Final Destination: Estonia
As we approach Tallinn, the destination of the Baltic Run, it’s time to sober up. The allowed level of alcohol in your blood drops back to a strict 0.02% here. Estonia also boasts some interesting traffic rules:
Don’t forget to take two (!) warning triangles with you. Mandatory. You place them behind your incapacitated vehicle. Winter tires are also mandatory here (from December to March, so the Baltic Run falls under it). Perhaps the strangest traffic rules concern other winter safety though:
You must carry two wheel chocks in your vehicle (wood or plastic), and put them under your wheels when parked. The purpose of this is to prevent your car from moving. (The country is almost comletely flat, btw). Travel Scientists experience: It is very easy to forget about them in the morning! We won’t reach the usual 50/90 speed limit without realizing what’s wrong and finally removing them.

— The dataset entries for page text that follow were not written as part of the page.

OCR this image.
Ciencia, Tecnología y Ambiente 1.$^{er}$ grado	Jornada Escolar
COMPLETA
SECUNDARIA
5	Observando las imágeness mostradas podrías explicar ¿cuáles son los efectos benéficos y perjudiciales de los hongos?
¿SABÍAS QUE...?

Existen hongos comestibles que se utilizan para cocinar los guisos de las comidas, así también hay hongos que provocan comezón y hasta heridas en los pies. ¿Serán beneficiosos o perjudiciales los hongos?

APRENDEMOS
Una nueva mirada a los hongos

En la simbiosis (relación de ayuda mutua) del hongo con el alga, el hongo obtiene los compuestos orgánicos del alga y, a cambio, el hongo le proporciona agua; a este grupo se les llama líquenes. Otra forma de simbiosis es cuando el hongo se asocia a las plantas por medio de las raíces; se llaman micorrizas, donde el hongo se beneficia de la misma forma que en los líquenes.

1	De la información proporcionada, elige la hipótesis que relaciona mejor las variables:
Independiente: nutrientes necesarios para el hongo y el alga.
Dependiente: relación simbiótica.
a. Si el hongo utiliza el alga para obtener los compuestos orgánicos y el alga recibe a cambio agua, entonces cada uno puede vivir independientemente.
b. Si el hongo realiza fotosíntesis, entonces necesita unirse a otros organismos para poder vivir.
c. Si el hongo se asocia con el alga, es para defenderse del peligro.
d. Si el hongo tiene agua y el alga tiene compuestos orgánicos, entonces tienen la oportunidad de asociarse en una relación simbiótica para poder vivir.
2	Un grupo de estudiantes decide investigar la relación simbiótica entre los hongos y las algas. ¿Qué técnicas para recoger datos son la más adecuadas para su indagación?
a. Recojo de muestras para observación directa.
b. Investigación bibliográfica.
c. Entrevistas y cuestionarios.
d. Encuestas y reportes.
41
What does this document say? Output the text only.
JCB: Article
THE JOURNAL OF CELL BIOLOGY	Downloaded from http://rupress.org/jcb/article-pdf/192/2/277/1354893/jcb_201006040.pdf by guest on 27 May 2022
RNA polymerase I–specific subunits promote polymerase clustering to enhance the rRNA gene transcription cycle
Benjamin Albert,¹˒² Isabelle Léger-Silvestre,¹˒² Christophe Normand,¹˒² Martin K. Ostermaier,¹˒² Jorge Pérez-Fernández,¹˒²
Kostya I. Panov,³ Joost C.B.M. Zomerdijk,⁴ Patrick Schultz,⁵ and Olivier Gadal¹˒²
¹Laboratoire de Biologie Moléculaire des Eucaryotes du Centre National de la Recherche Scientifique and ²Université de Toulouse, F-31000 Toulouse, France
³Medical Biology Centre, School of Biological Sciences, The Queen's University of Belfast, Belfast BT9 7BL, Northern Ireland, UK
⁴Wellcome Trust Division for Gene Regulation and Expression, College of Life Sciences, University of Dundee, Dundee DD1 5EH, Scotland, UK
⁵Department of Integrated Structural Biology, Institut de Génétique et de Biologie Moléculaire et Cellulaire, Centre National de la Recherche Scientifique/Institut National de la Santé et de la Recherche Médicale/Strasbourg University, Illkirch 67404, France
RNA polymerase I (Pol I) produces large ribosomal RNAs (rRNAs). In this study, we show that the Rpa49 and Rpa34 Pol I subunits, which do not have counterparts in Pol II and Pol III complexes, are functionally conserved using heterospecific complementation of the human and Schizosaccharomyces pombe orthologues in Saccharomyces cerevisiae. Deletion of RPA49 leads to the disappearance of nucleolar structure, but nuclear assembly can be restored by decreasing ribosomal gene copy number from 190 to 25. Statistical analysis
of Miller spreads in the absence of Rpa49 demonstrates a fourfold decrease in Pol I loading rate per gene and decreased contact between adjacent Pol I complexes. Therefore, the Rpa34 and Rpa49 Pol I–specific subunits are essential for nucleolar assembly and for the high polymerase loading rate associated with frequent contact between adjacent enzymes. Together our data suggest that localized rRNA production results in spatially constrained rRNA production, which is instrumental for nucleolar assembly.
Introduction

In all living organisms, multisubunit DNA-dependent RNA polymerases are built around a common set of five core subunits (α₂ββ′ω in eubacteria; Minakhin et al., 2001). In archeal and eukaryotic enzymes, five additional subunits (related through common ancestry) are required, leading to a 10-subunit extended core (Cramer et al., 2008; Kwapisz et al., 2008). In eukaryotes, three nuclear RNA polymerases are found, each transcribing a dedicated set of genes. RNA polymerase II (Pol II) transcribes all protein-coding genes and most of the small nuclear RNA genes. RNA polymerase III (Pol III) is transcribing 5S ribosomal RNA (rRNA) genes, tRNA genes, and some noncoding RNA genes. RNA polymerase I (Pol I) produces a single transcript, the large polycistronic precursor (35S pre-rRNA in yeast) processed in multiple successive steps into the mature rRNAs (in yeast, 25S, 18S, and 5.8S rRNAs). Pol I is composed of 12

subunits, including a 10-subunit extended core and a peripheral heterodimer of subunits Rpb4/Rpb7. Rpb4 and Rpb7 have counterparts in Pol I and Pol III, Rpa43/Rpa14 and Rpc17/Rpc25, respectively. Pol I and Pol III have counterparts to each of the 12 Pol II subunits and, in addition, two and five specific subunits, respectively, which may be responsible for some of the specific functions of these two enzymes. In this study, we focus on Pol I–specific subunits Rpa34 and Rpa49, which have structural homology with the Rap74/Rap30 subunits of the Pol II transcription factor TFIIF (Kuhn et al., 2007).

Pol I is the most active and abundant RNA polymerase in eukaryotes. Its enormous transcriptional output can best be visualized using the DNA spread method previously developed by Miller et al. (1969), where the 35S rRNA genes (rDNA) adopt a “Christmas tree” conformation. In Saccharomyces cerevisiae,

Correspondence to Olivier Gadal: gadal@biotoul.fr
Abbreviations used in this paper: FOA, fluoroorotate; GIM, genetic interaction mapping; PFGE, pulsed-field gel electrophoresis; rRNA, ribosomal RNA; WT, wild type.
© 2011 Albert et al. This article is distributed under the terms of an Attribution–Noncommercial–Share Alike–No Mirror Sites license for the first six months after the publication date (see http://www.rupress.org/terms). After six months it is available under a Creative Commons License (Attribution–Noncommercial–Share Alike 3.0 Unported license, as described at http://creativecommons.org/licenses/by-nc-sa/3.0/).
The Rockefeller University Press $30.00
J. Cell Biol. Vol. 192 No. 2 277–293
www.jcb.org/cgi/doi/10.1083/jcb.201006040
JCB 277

It’s good to remember that the period of parking fees in Estonia includes Saturday mornings, too! Also, the so-called blue zones in Tallinn are only for short-term parking, while in red zones it’s forbidden to park altogether.
Keep the Traffic Rules, and They’ll Keep You
The best advice about traffic rules in the Baltic countries is to basically use your common sense. We already mentioned the requirements that need preparations on the competitors’ part. Don’t speed (especially on main roads..), be careful, and you should be fine.
If something should still happen, act responsibly, and contact the police. Police in the Baltic countries are usually helpful and reasonable. Contact your Travel Scientists too! The Baltic Run is a minimal assistance rally, but we’re there to help, of course.